Coumarinyl Schiff bases proved to be promising candidates in the inhibition of Macrophomina phaseolina. Pyrazole-based Schiff bases with the two aromatic rings with the weaker electron-withdrawing groups enhanced antifungal activity. The most effective antifungal compounds, 3 and 4, did not show negative effects against beneficial soil bacteria and nematodes. Their moderate lipophilicity and small molar weight do not pose a hazard for bioaccumulation in animals and humans. The possible inhibitory mechanism of the tested compounds against M. phaseolina is related to the inhibition of enzyme endoglucanase, which participates in hydrolysis of cellulose. The most active compound 3, released the highest energy binding in the substrate-binding groove of endonuclease. In addition, the relation between nematicidal activity and inhibition of acetylcholinesterase was demonstrated. Compound nine was identified as nematotoxic and an AChE inhibitor in nematodes. This compound, as the lowest lipophilic, had the highest toxicity for the aquatic model organism. However, further toxicological studies are needed to support the development of new effective nematicides or anthelminthic drugs safe for mammals. Future bioassays should involve diverse species of target organisms to identify selectivity of the most active compounds.

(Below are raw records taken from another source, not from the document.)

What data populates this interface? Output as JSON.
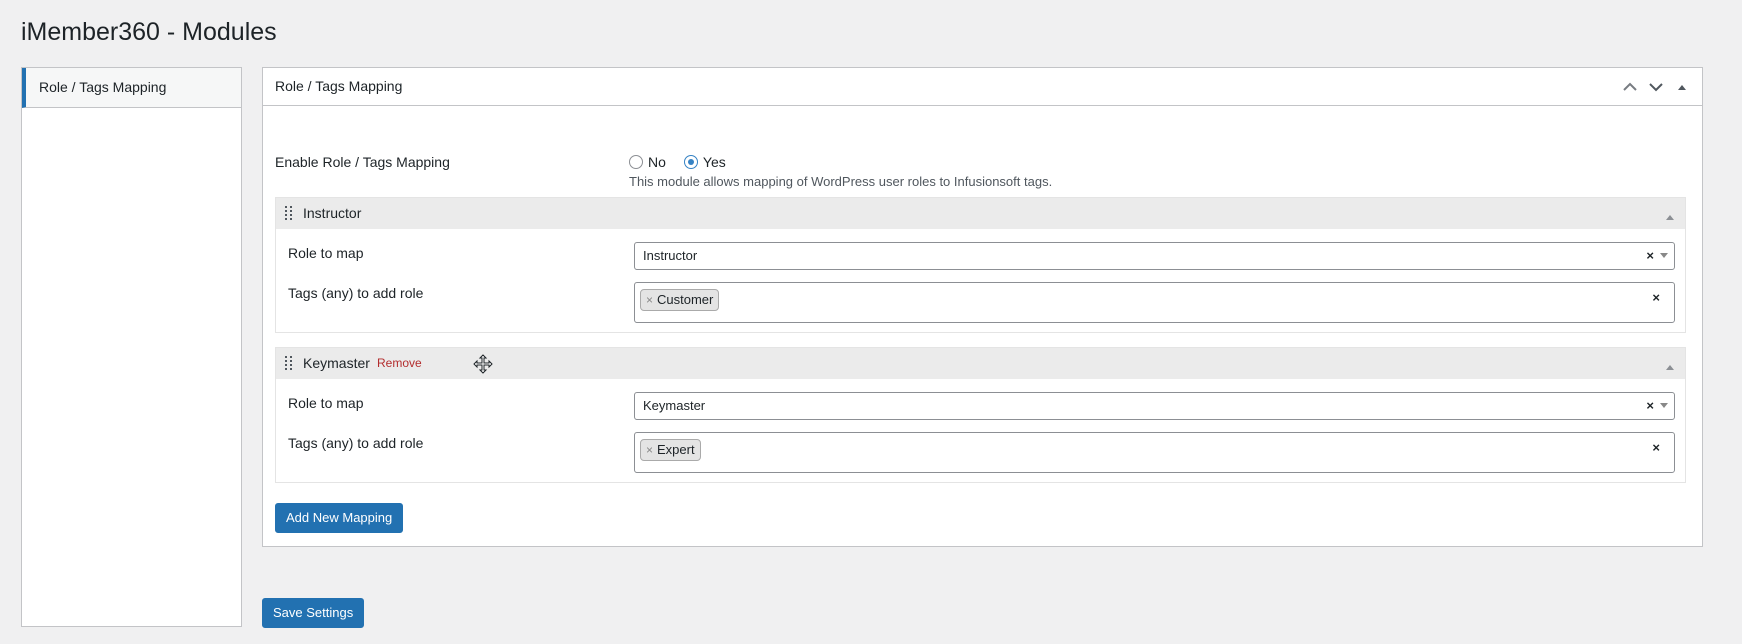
{
  "page": {
    "title": "iMember360 - Modules"
  },
  "sidebar": {
    "items": [
      {
        "label": "Role / Tags Mapping",
        "active": true
      }
    ]
  },
  "panel": {
    "title": "Role / Tags Mapping",
    "handle_icons": [
      "chevron-up-icon",
      "chevron-down-icon",
      "triangle-up-icon"
    ],
    "enable": {
      "label": "Enable Role / Tags Mapping",
      "options": [
        {
          "label": "No",
          "checked": false
        },
        {
          "label": "Yes",
          "checked": true
        }
      ],
      "description": "This module allows mapping of WordPress user roles to Infusionsoft tags."
    },
    "mappings": [
      {
        "title": "Instructor",
        "remove_label": "",
        "role_label": "Role to map",
        "role_value": "Instructor",
        "tags_label": "Tags (any) to add role",
        "tags": [
          "Customer"
        ]
      },
      {
        "title": "Keymaster",
        "remove_label": "Remove",
        "role_label": "Role to map",
        "role_value": "Keymaster",
        "tags_label": "Tags (any) to add role",
        "tags": [
          "Expert"
        ]
      }
    ],
    "add_button": "Add New Mapping"
  },
  "save_button": "Save Settings",
  "colors": {
    "accent": "#2271b1",
    "remove": "#b32d2e",
    "group_header": "#ebebeb"
  }
}
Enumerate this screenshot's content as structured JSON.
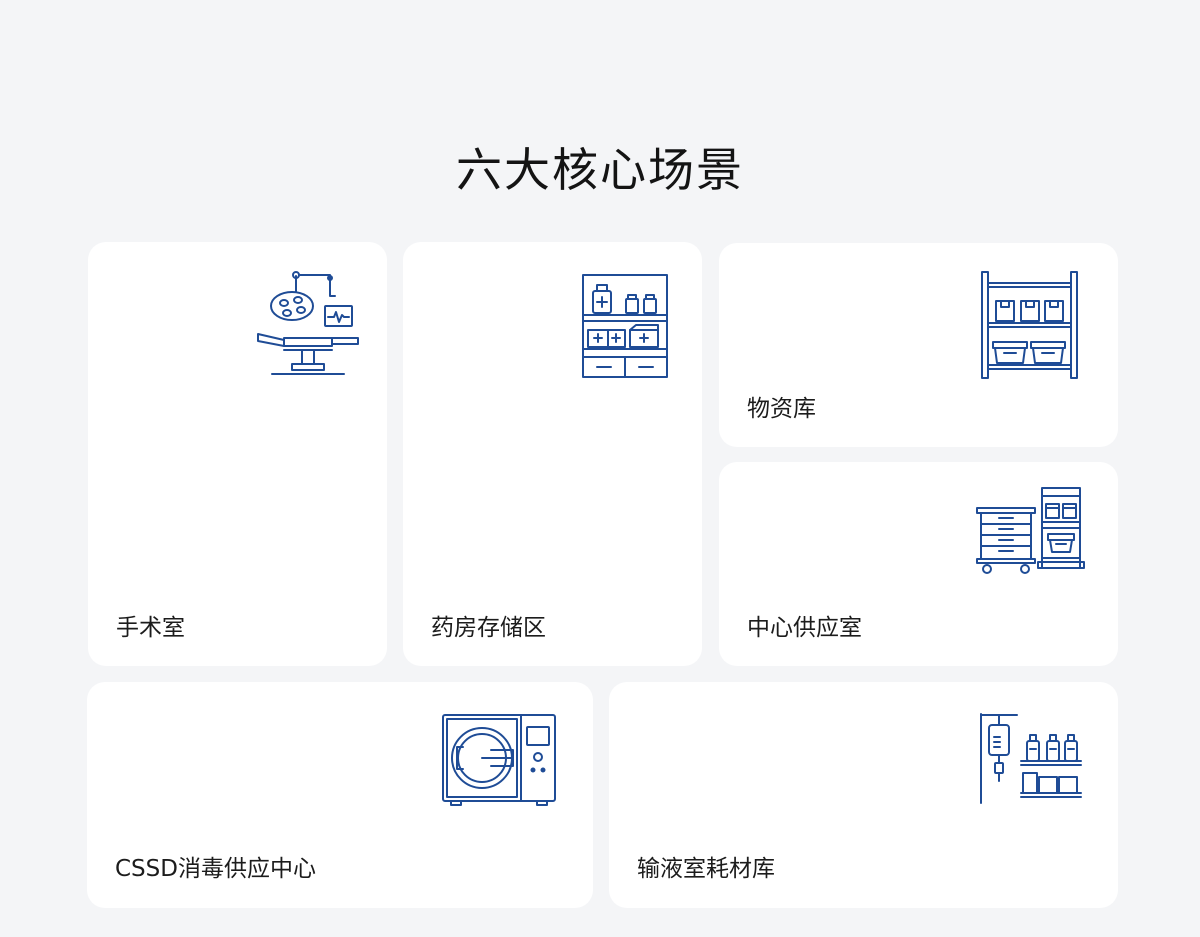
{
  "page": {
    "title": "六大核心场景"
  },
  "colors": {
    "background": "#f4f5f7",
    "card": "#ffffff",
    "icon_stroke": "#1f4c96",
    "text": "#1c1c1c"
  },
  "cards": [
    {
      "label": "手术室",
      "icon": "operating-room-icon"
    },
    {
      "label": "药房存储区",
      "icon": "pharmacy-cabinet-icon"
    },
    {
      "label": "物资库",
      "icon": "storage-shelf-icon"
    },
    {
      "label": "中心供应室",
      "icon": "supply-cart-icon"
    },
    {
      "label": "CSSD消毒供应中心",
      "icon": "sterilizer-icon"
    },
    {
      "label": "输液室耗材库",
      "icon": "iv-drip-supplies-icon"
    }
  ]
}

Based on the knowledge gained by this study, the further development of coumarinyl Schiff bases as future plant protection products will continue. The future compounds should be more effective against pathogenic fungus and other pathogenic microorganisms without negative effects on beneficial organisms, environment pollution and human health.